Mükemmel değilim. Olduğum gibiyim. Kusurlarımla, hatalarımla, bazen fazla duygusal, bazen fazla gerçek halimle varım. Rol yapmıyorum, kimseye kendimi ispat etme derdinde değilim. İç huzurum, başkalarının beğenisinden çok daha kıymetli çünkü.

Birileri ‘’kusursuzsun’’ desin diye kendimizi zorlamak, sürekli bir maske takmak… Ne kadar yorucu değil mi? Herkesin görmek istediği o ‘’ideal’’ insan olmak için kırıyoruz kendimizi, sonra da o parçaları toplamaya çalışıyoruz. Oysa insan en güzel haliyle değil, en gerçek haliyle sevilmeli.

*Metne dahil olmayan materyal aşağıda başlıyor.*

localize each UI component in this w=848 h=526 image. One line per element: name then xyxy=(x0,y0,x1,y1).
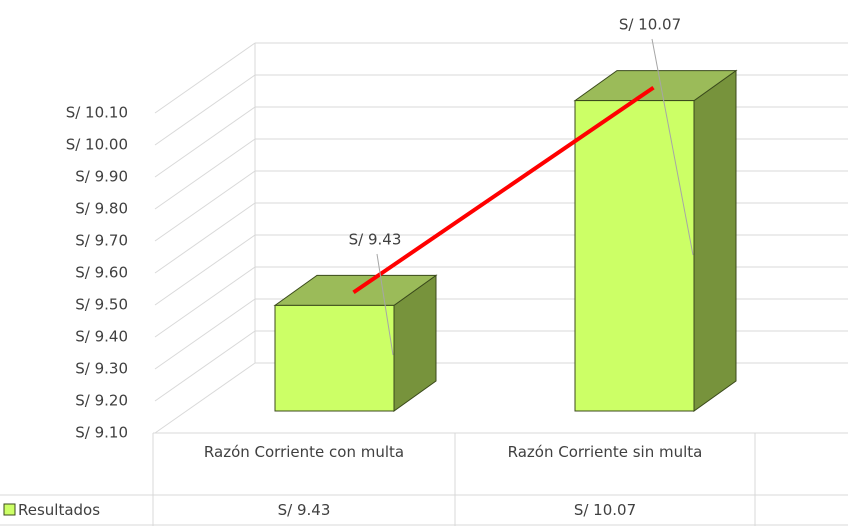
grid-line xyxy=(154,202,256,274)
y-tick-label: S/ 10.10 xyxy=(66,104,128,122)
y-tick-label: S/ 9.50 xyxy=(75,296,128,314)
grid-line xyxy=(154,74,256,146)
y-tick-label: S/ 9.90 xyxy=(75,168,128,186)
grid-line xyxy=(154,138,256,210)
grid-line xyxy=(154,298,256,370)
y-tick-label: S/ 9.40 xyxy=(75,328,128,346)
table-value: S/ 10.07 xyxy=(573,501,637,519)
grid-line xyxy=(154,266,256,338)
y-tick-label: S/ 9.70 xyxy=(75,232,128,250)
grid-line xyxy=(154,170,256,242)
y-tick-label: S/ 9.30 xyxy=(75,360,128,378)
table-category: Razón Corriente sin multa xyxy=(507,443,703,461)
bar-side xyxy=(693,69,737,412)
leader-line xyxy=(376,253,394,356)
connector-line xyxy=(352,85,655,295)
table-value: S/ 9.43 xyxy=(277,501,331,519)
y-tick-label: S/ 9.10 xyxy=(75,424,128,442)
y-tick-label: S/ 10.00 xyxy=(66,136,128,154)
grid-line xyxy=(154,234,256,306)
grid-line xyxy=(154,362,256,434)
data-label: S/ 10.07 xyxy=(619,16,681,34)
y-tick-label: S/ 9.80 xyxy=(75,200,128,218)
bar xyxy=(574,100,695,412)
grid-line xyxy=(154,42,256,114)
table-category: Razón Corriente con multa xyxy=(203,443,405,461)
y-tick-label: S/ 9.20 xyxy=(75,392,128,410)
legend-label: Resultados xyxy=(18,501,101,519)
leader-line xyxy=(651,38,694,256)
data-label: S/ 9.43 xyxy=(349,231,402,249)
grid-line xyxy=(154,106,256,178)
grid-line xyxy=(154,330,256,402)
y-tick-label: S/ 9.60 xyxy=(75,264,128,282)
legend-key xyxy=(3,503,16,516)
bar xyxy=(274,304,395,412)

Ben dürüstüm. Maskesizim. Kimi zaman yanlış anlaşılırım, kimi zaman fazla açık sözlü bulunurum ama en azından sahici biriyim.

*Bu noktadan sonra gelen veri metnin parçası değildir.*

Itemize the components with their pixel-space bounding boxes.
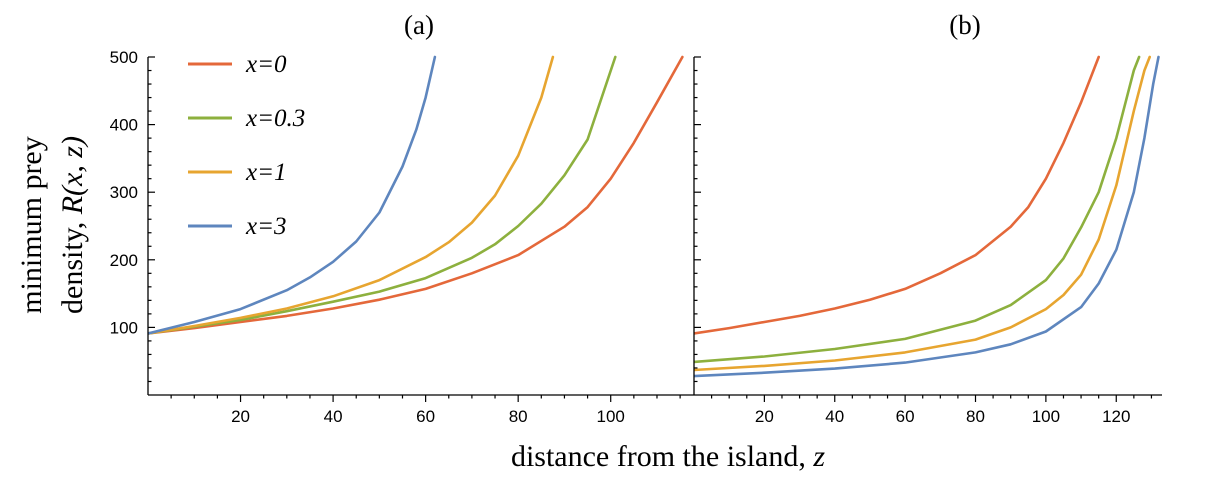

Bu çağda gerçek kalabilmek, bir lütuf gibi. Çünkü gerçek olmak, mükemmel olmaktan çok daha cesur bir seçim.

Evet, mükemmel değilim. Ama samimiyim. İçim neyse dışım da o. Ve bazen, mükemmel bir imaj yerine, içiyle dışı bir olmanın huzuru en büyük mutluluk.
İnsan, maskesini çıkardığında eksilmiyor aslında… Tam da o zaman tamamlanıyor.